Soliris marks a significant treatment advancement for chronic autoimmune neuromuscular disease generalised myasthenia gravis (gMG) and neuromyelitis optica spectrum disorder (NMOSD) and severe blood disorders such as atypical haemolytic uraemic syndrome (aHUS) and paroxysmal nocturnal haemoglobinuria (PNH).
Soliris, a C5 complement inhibitor, binds and blocks C5 protein within the terminal complement pathway to help control the excessive immune response and alleviate symptoms manifested in complement-mediated diseases. Various clinical trials on Soliris have demonstrated the safety and efficacy of this treatment for aHUS, PNH, gMG and NMOSD.
At the launch of Soliris, Consultant Neurologist Dr Fu Liong Hiew of Sunway Medical Centre explained that gMG begins with muscle weakness around the eyeballs and eyelids and leads to weakness in the head, neck, limb and respiratory muscles while NMOSD affects the central nervous system such as the optic nerves and spinal cord that could eventually cause vision loss and paralysis.
Meanwhile, according to Consultant Haematologist Dr Chew Lee Ping from Hospital Umum Sarawak, aHUS is a rare disease due to immune dysregulation of the blood which can cause damage to the kidneys. PNH is a rare, chronic, progressive and potentially life-threatening blood disorder that causes red blood cells to break down prematurely, resulting in blood clots.

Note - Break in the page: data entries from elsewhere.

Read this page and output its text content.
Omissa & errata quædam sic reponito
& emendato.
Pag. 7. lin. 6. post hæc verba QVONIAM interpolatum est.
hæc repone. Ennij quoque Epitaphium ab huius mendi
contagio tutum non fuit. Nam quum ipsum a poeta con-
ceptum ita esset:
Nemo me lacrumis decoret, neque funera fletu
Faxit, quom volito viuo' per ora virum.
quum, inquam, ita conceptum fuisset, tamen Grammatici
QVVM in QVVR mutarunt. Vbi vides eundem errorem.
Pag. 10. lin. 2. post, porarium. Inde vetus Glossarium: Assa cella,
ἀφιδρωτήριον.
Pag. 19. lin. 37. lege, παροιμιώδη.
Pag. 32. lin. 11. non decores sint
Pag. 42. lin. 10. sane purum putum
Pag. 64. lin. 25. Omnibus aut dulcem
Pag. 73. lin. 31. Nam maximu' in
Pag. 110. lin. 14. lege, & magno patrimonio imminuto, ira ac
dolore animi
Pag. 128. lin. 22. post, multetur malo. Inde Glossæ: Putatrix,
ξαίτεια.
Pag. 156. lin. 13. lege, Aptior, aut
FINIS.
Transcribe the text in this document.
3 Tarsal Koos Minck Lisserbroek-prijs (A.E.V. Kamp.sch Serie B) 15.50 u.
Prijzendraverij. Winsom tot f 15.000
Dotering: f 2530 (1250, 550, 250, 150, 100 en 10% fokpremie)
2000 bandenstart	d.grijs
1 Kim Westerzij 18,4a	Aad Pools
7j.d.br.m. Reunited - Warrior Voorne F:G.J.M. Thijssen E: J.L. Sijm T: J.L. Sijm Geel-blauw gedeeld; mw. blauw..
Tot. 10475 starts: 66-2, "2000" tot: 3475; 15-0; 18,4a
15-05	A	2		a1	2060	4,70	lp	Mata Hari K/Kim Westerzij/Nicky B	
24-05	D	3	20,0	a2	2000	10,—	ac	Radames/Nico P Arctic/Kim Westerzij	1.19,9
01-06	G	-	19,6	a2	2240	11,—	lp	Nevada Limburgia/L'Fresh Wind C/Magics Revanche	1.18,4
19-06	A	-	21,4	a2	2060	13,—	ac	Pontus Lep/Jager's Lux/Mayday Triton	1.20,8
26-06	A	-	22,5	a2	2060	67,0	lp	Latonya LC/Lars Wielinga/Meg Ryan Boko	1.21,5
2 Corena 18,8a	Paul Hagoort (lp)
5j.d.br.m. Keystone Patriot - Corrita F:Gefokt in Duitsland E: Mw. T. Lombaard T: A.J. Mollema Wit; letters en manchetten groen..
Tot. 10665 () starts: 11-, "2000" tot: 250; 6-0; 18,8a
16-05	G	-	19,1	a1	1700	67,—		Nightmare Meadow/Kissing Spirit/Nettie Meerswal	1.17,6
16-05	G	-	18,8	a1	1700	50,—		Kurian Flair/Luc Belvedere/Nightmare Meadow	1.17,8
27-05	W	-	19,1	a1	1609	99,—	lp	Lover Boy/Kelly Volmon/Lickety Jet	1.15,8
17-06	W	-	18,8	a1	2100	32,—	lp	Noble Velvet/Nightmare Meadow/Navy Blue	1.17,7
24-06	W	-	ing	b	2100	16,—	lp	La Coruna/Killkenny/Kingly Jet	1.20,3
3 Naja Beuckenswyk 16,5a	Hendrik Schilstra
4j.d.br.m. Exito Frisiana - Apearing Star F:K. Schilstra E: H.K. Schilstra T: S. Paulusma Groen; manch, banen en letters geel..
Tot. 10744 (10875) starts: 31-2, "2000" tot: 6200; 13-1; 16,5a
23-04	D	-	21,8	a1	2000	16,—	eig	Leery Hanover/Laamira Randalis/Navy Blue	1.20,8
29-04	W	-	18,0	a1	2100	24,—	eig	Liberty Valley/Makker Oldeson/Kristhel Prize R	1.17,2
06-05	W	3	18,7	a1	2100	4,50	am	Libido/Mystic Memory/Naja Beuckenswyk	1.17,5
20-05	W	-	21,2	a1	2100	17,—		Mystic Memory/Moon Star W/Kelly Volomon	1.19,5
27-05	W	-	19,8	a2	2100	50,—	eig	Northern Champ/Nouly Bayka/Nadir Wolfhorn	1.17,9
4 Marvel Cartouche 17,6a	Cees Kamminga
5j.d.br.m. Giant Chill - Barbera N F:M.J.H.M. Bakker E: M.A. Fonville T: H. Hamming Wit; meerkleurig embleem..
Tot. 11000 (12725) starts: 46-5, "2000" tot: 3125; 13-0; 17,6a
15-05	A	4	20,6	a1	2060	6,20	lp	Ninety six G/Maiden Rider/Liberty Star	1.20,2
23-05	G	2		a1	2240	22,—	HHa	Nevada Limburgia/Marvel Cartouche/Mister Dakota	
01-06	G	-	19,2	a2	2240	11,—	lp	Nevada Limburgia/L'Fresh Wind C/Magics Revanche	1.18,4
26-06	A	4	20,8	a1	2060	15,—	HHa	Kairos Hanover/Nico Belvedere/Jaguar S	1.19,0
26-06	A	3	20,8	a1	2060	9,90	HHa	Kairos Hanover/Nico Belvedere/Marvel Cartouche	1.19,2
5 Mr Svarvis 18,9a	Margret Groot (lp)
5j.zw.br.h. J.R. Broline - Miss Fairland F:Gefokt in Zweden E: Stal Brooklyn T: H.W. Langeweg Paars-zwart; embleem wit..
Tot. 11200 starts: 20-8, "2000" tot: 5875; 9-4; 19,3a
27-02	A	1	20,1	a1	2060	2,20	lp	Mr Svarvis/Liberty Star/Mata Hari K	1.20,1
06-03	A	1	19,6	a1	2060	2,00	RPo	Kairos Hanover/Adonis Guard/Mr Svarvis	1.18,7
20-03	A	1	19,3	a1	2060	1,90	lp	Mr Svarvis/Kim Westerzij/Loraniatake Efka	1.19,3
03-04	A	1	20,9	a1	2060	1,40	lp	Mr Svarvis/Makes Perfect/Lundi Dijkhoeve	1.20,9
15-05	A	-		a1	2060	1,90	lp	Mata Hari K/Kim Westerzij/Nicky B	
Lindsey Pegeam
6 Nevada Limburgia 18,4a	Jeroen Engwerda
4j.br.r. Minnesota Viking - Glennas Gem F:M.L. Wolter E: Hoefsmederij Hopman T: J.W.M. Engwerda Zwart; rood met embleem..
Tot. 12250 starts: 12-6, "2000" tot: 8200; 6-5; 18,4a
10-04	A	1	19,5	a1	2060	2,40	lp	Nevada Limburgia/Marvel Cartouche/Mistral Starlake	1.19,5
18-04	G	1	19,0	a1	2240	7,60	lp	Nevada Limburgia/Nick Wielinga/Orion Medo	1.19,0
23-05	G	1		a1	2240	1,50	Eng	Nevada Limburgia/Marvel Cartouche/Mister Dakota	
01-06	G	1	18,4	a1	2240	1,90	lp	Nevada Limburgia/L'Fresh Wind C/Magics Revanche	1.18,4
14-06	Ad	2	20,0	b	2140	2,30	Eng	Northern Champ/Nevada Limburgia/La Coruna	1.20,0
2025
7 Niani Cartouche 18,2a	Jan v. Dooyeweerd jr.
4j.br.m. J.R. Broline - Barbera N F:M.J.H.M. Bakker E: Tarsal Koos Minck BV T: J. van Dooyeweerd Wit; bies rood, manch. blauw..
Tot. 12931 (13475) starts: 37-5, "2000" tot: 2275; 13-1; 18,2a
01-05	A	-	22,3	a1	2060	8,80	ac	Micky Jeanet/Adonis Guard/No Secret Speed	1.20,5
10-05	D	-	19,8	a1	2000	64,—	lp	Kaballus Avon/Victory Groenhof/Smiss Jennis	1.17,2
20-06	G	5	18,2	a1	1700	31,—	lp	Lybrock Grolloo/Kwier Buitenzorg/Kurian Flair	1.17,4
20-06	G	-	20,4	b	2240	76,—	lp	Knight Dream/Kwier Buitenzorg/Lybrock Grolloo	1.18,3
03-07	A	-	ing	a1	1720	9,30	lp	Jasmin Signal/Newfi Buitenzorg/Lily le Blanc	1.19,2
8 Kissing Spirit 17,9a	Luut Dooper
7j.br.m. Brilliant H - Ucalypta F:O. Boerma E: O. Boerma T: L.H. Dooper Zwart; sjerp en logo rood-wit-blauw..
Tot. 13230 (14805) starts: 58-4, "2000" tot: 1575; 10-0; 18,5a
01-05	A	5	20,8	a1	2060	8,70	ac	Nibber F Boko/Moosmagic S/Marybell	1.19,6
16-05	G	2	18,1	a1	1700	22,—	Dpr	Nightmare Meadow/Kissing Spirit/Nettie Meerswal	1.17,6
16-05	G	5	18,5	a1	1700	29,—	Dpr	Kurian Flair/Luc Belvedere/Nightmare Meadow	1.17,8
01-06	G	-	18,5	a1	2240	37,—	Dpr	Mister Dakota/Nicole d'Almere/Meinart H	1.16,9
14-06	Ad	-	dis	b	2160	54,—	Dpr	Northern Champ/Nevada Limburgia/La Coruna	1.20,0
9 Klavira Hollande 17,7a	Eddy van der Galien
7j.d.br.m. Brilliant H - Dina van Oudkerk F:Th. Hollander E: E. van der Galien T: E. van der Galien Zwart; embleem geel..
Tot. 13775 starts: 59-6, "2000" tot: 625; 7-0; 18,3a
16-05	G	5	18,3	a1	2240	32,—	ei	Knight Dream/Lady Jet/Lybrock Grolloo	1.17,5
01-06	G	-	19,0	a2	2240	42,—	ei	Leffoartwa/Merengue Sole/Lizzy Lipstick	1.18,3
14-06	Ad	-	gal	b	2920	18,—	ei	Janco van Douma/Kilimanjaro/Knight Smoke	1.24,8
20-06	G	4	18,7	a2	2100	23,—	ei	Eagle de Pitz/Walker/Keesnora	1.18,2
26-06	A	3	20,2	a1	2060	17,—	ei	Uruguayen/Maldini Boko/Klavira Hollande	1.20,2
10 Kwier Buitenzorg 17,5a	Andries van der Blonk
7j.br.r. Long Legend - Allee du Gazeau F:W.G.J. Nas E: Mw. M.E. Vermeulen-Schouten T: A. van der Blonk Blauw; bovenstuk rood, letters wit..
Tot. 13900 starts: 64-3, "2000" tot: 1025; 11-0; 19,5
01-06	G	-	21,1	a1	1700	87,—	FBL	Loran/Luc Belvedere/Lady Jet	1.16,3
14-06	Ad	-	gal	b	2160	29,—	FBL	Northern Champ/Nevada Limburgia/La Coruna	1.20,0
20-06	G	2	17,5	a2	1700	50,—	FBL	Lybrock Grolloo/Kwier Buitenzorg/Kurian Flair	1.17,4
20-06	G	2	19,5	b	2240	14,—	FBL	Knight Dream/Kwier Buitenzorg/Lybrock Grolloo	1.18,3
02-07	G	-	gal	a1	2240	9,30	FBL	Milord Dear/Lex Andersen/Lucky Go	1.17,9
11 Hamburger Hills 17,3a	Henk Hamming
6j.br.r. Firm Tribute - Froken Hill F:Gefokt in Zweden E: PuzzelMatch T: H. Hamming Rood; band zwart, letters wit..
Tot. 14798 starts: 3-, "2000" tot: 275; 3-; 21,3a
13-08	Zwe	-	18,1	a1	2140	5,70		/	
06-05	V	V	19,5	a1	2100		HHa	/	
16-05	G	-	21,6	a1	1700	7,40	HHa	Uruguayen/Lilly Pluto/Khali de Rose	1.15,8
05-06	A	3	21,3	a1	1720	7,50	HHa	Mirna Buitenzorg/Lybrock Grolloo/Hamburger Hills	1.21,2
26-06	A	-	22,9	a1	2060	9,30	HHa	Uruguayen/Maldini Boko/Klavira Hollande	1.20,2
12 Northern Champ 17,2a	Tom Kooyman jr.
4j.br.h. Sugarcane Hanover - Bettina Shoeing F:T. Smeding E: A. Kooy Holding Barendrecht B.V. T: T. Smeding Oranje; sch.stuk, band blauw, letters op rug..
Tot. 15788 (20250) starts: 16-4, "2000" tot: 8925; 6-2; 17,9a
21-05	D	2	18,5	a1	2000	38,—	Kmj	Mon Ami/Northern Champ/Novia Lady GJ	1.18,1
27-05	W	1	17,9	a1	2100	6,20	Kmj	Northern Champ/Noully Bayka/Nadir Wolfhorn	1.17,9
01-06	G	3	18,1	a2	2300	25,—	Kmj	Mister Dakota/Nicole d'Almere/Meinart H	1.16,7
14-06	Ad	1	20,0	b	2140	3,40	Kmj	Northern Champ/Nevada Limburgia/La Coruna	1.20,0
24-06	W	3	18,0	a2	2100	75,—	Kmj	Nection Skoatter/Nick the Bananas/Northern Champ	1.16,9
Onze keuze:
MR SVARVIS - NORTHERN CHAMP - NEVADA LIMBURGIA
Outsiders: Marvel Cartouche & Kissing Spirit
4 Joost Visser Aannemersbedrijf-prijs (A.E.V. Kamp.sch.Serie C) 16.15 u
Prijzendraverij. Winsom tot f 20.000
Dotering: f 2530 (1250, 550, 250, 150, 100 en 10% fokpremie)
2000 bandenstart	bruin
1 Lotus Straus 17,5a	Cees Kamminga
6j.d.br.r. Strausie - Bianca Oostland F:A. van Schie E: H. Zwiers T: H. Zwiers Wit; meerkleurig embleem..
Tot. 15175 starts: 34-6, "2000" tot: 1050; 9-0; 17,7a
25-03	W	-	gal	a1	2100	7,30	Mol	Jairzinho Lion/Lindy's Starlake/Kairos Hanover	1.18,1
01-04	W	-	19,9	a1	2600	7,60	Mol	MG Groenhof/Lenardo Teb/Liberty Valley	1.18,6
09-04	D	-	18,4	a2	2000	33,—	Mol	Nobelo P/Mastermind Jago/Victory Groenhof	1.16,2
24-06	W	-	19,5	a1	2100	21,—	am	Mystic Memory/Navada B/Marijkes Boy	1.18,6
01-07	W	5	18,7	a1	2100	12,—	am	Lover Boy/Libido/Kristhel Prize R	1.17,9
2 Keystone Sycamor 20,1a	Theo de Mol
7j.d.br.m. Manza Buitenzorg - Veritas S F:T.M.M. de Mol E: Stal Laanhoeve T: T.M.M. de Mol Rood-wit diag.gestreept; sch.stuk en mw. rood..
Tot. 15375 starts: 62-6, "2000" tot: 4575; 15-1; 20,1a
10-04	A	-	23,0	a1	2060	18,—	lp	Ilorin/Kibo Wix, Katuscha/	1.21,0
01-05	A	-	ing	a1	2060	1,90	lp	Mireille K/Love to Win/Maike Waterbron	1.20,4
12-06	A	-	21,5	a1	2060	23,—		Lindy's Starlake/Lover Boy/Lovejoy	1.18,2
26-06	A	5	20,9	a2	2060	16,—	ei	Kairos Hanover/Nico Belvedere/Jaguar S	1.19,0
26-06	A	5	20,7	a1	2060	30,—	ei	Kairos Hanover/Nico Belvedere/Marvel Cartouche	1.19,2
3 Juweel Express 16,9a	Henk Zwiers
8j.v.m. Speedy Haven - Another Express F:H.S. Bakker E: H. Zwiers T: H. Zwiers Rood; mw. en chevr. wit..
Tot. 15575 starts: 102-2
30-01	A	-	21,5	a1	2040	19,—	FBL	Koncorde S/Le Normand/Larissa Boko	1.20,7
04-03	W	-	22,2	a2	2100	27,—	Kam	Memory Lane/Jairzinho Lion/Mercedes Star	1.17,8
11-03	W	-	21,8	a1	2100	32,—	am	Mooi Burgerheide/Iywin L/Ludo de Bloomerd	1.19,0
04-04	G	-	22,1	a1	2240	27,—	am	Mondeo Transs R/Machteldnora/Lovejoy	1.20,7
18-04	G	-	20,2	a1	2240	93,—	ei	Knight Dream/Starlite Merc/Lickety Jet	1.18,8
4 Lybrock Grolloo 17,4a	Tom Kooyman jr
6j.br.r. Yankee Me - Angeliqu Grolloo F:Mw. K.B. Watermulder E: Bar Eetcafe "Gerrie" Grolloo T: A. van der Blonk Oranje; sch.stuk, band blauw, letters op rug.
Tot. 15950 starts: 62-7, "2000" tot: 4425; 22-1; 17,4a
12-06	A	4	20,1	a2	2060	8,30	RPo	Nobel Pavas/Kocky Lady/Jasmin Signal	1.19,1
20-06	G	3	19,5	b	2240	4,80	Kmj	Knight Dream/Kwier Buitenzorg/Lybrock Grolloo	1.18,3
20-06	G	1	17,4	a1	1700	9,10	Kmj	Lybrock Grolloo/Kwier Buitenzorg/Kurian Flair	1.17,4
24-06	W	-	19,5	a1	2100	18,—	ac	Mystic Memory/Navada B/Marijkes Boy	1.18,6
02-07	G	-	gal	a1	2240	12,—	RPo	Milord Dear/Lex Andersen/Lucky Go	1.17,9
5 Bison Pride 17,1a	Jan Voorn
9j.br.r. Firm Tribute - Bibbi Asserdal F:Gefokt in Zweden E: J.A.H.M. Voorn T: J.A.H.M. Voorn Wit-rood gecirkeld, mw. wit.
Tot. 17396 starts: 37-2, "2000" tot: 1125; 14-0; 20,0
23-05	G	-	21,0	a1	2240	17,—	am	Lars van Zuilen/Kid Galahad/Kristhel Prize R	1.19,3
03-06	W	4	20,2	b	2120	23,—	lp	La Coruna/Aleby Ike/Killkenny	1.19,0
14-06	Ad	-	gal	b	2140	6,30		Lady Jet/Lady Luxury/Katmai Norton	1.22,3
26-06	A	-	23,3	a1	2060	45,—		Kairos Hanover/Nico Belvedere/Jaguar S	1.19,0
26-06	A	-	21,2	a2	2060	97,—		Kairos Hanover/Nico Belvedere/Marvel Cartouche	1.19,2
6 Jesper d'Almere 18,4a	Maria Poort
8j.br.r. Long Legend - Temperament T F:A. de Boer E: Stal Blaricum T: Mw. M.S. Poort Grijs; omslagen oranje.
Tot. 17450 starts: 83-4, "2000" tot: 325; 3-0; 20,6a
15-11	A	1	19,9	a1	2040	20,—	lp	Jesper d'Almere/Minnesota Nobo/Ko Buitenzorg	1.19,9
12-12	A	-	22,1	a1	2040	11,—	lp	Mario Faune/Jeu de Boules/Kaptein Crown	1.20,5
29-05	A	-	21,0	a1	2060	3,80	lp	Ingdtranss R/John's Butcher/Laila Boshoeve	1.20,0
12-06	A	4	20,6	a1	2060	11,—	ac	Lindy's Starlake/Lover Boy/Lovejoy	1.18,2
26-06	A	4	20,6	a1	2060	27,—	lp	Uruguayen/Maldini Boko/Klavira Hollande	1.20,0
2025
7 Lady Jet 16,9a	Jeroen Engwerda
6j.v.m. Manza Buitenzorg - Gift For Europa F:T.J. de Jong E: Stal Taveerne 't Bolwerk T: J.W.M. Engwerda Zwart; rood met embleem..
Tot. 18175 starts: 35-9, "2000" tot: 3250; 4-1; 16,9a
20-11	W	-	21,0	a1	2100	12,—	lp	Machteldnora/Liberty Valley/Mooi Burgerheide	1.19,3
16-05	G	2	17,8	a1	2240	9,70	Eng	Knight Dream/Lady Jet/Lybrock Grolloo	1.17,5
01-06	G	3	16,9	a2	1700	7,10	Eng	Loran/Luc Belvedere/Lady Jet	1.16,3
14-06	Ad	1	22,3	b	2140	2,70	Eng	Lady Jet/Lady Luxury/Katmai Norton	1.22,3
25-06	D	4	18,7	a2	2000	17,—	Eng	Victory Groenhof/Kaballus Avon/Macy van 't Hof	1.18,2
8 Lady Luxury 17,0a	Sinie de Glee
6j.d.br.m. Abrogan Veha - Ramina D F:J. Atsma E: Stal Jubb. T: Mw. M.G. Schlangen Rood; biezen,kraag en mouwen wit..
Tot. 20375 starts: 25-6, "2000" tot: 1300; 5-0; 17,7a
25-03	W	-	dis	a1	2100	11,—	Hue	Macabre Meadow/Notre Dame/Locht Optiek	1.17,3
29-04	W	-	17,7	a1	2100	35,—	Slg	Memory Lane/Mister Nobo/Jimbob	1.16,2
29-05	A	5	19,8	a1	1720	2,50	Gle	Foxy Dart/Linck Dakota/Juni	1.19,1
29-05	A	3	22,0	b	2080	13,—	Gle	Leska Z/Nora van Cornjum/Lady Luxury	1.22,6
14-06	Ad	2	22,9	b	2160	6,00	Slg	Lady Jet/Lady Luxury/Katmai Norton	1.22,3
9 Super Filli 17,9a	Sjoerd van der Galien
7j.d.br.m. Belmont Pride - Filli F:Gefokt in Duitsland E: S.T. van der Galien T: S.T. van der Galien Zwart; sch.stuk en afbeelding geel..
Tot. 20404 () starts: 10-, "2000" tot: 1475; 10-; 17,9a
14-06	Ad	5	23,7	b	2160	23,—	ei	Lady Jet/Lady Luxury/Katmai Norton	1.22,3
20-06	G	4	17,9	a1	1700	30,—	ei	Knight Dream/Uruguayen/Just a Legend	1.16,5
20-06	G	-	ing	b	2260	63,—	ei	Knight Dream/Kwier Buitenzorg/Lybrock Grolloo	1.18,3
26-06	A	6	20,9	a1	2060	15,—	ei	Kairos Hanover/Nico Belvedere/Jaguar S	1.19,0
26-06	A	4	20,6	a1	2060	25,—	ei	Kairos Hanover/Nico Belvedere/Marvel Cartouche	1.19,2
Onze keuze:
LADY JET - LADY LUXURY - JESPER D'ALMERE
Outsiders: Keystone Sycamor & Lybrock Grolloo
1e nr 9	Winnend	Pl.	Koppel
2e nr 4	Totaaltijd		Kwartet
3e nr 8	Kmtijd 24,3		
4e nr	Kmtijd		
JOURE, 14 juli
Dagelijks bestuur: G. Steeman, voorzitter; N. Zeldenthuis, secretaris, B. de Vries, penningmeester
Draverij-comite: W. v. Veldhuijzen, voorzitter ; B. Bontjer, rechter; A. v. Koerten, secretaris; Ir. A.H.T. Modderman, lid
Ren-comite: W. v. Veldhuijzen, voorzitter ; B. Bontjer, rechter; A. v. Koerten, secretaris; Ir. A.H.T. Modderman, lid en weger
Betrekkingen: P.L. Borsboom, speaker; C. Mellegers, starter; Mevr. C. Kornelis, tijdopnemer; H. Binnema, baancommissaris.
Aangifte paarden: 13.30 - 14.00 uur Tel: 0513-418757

Rare diseases are often difficult to recognise and diagnose. Because these conditions are uncommon and their symptoms can look similar to more familiar illnesses, many patients spend years searching for answers. It is not unusual for individuals to see multiple doctors, undergo repeated tests, or receive incorrect diagnoses before their condition is properly identified.
“Research and development into rare diseases requires continuous innovation to deliver meaningful medicines for patients. With Soliris, we can advance our efforts in Malaysia to transform the lives of persons living with rare disease as well as their families to help them fully live their meaningful lives. Moving forward, AstraZeneca remains committed to advancing our legacy and leadership to advocate for the rare disease community,” said Svetlana Yanchuk, Country President for AstraZeneca Malaysia.
As of 2020, Malaysia recorded a total of 491 rare diseases and are often underdiagnosed. Majority of patients experience delayed and inaccurate diagnosis upon initial presentation, and their management is frequently complicated by a lack of access to treatment and information about the diseases.
To date, approximately 300 million people live with rare diseases. Such individuals are often a neglected and marginalised group, especially those in low-income and middle-income countries. Around 80% of rare diseases have a genetic cause, almost 70% of which present in childhood; about 95% lack approved treatments.